Nos últimos dias, Kiev e Moscovo acusaram-se mutuamente de realizar bombardeamentos no complexo da central nuclear de Zaporijia, a maior da Europa.

Esta quinta-feira, os ataques danificaram alguns sensores de nível de radioatividade, tendo a Agência Internacional de Energia Atômica (AIEA) alertado para a gravidade da situação.

Marganets está a apenas 13 quilómetros de Zaporijia. A cidade, localizada no topo de uma colina, permanece sob controlo ucraniano e dela é possível ver, do outro lado do rio Dnieper, a central nuclear construída nos tempos soviéticos.

"Se morrermos, acontecerá num segundo e não sofreremos. Tranquiliza-me saber que o meu filho e a minha família não sofrerão", diz Anastasia, 30 anos, enquanto faz compras.

A central nuclear de Zaporijia está na linha de frente desde que foi tomada pelas tropas russas no início de março, dias após o Kremlin ordenar a invasão da Ucrânia.

Em Marganets, os militares ucranianos aconselham a população a não aproximar-se da margem do rio Dnieper, por medo de que o inimigo atire da margem oposta, a cerca de 6 quilómetros de distância.

A cidade, que tinha cerca de 50 mil habitantes antes da guerra, tem um centro animado onde as pessoas vivem as suas vidas diárias além dos pensamentos sombrios e rumores persistentes sobre o estado dos seis reatores da central.

"Estou com medo pelos meus pais e por mim. Quero viver e aproveitar a vida nesta cidade", diz Ksenia, de 18 anos, que atende clientes num café na principal rua comercial.

"O medo é constante. E as notícias dizem que a situação na central é muito tensa. Cada segundo que passa é terrível. Uma pessoa tem medo de dormir, porque coisas horríveis acontecem à noite", acrescenta.

Em Marganets e Nikopol, outra cidade a uma curta distância rio abaixo, 17 pessoas foram mortas esta semana em ataques noturnos, segundo as autoridades locais.

A Ucrânia acusa a Rússia de disparar do outro lado do rio e de dentro do complexo nuclear, mas tropas ucranianas abstêm-se de responder por medo de desencadear uma catástrofe.

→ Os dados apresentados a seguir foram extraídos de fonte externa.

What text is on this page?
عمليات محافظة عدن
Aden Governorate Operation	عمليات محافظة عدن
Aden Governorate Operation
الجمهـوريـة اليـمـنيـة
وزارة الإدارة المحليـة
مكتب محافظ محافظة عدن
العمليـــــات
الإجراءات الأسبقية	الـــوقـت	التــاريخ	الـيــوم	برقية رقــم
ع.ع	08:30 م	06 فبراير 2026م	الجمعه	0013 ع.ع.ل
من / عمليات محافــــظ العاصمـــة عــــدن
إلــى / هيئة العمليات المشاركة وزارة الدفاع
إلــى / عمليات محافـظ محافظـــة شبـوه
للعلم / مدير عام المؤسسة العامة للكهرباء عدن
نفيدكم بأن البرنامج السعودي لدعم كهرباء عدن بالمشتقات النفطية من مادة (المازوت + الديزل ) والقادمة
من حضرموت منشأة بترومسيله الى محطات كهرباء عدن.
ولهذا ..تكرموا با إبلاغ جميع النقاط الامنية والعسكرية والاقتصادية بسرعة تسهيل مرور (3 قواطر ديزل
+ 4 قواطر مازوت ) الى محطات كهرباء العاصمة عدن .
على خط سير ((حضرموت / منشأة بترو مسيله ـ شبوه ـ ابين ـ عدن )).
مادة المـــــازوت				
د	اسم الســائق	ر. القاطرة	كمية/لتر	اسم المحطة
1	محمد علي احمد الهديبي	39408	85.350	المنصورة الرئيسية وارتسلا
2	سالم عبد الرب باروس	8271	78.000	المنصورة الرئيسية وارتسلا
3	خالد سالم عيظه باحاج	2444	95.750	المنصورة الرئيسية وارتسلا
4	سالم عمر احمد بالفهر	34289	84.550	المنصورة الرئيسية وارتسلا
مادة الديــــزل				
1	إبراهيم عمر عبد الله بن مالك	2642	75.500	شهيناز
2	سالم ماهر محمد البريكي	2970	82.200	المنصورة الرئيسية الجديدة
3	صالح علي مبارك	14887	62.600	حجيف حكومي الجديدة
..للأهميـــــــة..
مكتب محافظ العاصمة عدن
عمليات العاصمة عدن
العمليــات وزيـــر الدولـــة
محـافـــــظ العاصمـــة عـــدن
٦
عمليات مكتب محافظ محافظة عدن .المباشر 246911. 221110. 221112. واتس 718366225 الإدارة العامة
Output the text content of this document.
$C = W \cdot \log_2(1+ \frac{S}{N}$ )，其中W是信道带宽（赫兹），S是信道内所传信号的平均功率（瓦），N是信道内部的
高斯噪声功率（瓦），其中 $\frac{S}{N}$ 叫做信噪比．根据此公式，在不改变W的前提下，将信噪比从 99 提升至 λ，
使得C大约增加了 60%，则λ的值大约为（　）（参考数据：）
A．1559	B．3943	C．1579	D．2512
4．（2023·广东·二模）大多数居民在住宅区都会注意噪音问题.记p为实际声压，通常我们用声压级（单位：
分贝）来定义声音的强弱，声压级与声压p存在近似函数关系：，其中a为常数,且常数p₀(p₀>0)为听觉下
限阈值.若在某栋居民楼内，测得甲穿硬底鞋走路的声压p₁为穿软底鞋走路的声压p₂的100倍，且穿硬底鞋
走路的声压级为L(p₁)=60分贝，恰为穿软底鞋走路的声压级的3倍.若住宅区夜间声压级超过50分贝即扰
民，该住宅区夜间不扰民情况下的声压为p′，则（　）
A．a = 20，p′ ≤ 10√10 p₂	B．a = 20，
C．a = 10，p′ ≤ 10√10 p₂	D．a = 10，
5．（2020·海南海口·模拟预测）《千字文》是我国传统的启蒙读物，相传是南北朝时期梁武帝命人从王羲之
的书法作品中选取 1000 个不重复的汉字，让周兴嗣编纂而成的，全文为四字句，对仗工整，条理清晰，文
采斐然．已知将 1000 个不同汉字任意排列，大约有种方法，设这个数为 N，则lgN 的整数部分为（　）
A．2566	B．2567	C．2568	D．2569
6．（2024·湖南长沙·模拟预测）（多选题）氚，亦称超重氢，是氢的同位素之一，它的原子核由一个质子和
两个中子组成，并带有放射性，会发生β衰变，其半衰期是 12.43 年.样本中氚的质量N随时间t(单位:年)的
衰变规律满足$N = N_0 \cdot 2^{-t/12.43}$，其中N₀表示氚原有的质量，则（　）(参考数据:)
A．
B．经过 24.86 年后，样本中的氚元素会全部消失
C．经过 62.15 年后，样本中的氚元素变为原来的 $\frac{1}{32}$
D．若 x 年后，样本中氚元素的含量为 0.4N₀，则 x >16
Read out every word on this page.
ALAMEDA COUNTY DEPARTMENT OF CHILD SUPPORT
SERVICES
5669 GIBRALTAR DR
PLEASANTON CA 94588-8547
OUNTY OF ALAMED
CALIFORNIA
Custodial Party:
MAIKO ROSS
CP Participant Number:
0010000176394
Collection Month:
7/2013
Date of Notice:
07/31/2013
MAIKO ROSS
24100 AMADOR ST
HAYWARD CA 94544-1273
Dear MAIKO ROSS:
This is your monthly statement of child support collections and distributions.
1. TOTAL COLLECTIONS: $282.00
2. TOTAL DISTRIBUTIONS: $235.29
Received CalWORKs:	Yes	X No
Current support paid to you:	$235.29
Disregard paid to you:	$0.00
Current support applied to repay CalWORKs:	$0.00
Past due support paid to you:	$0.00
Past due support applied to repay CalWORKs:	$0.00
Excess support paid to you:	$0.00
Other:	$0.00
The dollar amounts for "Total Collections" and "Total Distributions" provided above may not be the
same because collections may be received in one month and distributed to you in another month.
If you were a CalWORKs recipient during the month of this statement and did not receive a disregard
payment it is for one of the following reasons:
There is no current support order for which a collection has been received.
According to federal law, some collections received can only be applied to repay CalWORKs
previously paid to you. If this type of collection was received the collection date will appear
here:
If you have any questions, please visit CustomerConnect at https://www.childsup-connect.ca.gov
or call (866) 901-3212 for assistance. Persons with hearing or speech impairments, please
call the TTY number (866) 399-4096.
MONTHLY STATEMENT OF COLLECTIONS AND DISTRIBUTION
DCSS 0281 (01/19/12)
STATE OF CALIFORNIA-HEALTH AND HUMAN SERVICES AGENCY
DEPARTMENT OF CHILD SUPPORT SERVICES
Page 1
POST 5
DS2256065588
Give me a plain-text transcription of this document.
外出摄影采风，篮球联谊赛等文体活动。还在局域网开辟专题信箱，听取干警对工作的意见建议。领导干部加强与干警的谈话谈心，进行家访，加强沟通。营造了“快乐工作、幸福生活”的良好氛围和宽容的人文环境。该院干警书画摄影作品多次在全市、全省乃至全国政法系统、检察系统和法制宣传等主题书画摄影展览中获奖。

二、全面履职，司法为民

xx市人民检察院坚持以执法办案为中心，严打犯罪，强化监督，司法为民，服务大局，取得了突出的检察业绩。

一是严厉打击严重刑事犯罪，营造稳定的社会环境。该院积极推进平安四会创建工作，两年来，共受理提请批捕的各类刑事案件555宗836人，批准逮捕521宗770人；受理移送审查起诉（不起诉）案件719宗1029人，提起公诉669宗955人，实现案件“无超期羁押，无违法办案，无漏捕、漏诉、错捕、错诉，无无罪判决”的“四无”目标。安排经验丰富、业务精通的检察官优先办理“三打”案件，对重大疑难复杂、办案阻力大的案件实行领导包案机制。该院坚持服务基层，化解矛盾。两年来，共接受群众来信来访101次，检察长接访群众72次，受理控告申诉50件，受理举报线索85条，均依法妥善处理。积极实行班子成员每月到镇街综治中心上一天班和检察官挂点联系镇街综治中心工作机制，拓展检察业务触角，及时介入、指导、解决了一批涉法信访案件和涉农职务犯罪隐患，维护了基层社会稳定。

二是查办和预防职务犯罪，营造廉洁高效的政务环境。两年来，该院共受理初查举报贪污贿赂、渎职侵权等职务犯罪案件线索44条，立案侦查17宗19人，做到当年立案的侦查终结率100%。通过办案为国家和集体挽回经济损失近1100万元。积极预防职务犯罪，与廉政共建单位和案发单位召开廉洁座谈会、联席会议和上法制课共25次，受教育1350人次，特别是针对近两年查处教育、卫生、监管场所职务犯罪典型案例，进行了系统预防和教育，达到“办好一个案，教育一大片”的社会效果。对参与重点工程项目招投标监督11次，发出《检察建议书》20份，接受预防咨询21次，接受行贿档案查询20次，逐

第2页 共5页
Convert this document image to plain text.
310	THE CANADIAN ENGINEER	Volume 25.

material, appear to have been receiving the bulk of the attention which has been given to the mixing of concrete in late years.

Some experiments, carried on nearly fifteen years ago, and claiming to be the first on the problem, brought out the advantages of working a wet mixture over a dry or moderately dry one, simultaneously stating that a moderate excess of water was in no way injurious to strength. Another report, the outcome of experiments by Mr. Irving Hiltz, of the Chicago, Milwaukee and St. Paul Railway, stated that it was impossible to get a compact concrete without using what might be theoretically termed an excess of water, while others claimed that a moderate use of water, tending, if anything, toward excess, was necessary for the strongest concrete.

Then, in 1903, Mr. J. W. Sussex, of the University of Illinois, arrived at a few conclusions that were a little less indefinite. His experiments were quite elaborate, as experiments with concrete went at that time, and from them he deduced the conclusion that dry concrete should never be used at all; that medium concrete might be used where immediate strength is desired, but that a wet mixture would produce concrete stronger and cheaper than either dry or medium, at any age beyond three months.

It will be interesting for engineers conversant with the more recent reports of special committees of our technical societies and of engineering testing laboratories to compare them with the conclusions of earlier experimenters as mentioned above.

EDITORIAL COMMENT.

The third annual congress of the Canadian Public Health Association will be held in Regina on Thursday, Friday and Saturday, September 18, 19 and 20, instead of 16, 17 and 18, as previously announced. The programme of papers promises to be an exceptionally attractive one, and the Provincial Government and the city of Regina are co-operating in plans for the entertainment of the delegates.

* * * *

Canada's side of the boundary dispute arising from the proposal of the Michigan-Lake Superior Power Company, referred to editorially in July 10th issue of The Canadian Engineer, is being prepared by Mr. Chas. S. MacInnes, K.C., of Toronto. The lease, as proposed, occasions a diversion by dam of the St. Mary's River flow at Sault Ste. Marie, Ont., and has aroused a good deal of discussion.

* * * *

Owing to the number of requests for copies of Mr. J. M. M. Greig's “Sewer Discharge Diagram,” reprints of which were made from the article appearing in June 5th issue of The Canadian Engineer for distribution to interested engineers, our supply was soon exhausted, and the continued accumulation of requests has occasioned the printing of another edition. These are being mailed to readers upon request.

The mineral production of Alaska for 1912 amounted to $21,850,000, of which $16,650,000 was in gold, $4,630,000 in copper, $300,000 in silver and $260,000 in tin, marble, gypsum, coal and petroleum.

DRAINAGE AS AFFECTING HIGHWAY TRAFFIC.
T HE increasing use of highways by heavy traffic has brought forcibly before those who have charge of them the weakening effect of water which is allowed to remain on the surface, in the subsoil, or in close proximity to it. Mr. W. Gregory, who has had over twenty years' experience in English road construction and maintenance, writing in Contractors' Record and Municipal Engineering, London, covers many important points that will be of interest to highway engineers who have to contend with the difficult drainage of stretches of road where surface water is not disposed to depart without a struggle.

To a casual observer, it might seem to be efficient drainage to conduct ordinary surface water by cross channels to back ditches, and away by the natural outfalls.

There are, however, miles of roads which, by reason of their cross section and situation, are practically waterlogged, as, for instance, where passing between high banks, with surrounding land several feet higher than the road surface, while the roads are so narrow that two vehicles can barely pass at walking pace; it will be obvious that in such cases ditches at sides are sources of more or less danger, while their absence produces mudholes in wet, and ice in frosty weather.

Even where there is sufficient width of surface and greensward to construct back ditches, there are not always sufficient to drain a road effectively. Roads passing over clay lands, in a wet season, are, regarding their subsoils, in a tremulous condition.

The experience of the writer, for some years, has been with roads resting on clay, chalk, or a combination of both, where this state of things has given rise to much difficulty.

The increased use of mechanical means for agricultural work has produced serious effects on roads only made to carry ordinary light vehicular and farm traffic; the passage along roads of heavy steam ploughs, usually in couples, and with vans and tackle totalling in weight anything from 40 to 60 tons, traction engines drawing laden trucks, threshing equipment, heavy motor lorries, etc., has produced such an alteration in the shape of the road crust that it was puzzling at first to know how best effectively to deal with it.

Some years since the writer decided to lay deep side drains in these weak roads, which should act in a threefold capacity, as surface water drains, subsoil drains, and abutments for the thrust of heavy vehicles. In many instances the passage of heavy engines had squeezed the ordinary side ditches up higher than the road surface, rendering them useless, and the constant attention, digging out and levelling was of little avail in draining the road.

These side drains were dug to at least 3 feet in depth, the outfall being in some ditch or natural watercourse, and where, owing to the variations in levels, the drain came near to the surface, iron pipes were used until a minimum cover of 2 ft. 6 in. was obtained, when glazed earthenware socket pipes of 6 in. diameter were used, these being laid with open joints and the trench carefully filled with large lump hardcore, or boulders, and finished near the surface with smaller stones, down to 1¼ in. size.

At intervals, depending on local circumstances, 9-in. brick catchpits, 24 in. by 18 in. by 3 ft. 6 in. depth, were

Na sexta-feira, um alto funcionário ucraniano disse à AFP que as tropas russas estão até "a atirar em algumas áreas da central para dar a impressão de que é a Ucrânia a fazê-lo".

Esta é uma situação que o presidente ucraniano, Volodymyr Zelensky, descreveu como "chantagem nuclear". "Acho que os russos estão a usar a central como um ás, para perseguir os seus próprios objetivos", diz Anton, de 37 anos.

A Ucrânia foi em 1986 cenário do desastre nuclear de Chernobyl, 530 quilómetros a noroeste de Marganets. Naquele ano, um reator nuclear explodiu, liberando radiação na atmosfera. Cerca de 600 mil pessoas foram alistadas como "liquidadores", encarregados de descontaminar a terra ao redor da central.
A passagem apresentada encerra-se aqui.